# Functions of Random Variables

1. Oct 9, 2007

### cepheid

Staff Emeritus
1. The problem statement, all variables and given/known data

If X is represented by the Gaussian distribution, that is,

$$f_{X}(x) = \frac{1}{\sigma\sqrt{2\pi}} \exp{(-\frac{x^2}{2\sigma^2})}$$

find an expression for the pdf fZ(z) of Z = arctan(x).

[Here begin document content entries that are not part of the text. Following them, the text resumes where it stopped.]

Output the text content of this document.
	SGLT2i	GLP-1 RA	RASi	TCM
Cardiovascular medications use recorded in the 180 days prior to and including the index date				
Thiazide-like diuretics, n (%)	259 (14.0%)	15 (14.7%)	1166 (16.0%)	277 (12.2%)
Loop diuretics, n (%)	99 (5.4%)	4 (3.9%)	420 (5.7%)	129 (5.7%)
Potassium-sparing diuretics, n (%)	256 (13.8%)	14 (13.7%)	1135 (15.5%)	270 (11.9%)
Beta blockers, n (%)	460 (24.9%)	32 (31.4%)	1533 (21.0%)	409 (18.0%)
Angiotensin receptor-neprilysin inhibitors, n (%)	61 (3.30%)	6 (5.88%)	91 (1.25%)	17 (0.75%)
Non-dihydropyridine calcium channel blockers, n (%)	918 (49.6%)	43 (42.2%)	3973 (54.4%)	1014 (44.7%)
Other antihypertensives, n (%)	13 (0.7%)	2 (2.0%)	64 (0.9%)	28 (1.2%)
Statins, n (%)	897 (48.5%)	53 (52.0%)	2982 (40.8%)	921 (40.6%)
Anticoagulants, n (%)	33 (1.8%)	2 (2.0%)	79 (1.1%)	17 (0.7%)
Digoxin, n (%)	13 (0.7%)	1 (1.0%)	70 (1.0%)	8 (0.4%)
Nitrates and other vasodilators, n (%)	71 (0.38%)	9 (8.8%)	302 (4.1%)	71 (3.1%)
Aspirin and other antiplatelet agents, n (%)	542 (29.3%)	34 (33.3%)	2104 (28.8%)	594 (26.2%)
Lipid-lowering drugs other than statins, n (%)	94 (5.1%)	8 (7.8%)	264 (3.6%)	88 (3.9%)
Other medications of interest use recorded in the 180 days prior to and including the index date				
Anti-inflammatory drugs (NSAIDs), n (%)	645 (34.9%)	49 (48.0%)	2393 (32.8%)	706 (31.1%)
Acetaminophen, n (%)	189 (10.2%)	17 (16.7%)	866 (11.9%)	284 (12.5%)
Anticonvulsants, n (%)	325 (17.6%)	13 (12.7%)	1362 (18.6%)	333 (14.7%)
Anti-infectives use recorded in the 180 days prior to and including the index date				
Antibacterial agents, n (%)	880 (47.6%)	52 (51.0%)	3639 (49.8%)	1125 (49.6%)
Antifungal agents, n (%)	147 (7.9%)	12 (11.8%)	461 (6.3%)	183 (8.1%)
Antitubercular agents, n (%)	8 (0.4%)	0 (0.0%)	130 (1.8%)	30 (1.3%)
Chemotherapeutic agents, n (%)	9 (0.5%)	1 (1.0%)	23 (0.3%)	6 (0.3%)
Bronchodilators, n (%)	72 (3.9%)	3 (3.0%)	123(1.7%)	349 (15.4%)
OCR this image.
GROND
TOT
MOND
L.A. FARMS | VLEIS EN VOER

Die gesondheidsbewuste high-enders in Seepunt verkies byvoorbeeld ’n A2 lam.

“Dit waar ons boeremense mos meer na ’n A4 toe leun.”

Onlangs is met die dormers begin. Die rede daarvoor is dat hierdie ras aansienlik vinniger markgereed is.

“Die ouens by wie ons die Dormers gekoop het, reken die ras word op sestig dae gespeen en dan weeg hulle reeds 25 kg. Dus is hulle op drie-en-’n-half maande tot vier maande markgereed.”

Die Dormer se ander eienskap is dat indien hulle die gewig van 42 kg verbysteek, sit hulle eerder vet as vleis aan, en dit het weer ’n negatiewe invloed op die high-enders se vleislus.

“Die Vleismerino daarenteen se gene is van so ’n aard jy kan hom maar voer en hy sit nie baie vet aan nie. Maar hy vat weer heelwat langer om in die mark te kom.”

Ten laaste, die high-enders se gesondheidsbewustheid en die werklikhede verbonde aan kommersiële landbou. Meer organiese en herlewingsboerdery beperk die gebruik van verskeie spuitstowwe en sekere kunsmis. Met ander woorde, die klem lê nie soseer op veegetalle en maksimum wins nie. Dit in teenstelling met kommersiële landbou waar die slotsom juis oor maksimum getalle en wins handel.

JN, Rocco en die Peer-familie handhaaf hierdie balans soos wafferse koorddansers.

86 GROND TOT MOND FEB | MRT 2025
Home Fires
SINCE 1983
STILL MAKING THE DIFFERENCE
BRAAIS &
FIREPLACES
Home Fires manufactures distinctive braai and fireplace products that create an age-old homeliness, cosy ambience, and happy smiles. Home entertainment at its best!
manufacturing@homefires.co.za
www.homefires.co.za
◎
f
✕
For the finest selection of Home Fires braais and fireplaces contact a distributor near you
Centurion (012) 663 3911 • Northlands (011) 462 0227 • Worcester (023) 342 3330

3. The attempt at a solution

If Z =g(X), then g(X) is multivalued unless the range of the function is restricted to $Z \in \left(-\frac{\pi}{2}, \frac{\pi}{2}\right)$

Under this condition, the function is one to one, and so the probability that z will be in some interval (z, z + dz) is equal to the probability that x will be in the corresponding interval (x, x + dx). In other words,

$$|f_Z(z) dz| = |f_X(x) dx|$$

$$f_Z(z) = \left| \frac{dx}{dz} \right| f_X(x)$$

$$= \frac{d}{dz} (\tan z) f_X(x)$$

$$= (\sec^2(z)) f_X(x)$$

$$= (1+\tan^2(z)) \frac{1}{\sigma\sqrt{2\pi}} \exp{(-\frac{\tan^2(z)}{2\sigma^2})}$$ ​

Am I doing this right?

Last edited: Oct 9, 2007
2. Oct 10, 2007

### EnumaElish

I don't see a problem; but you'll need to verify that it integrates to one between the bounds.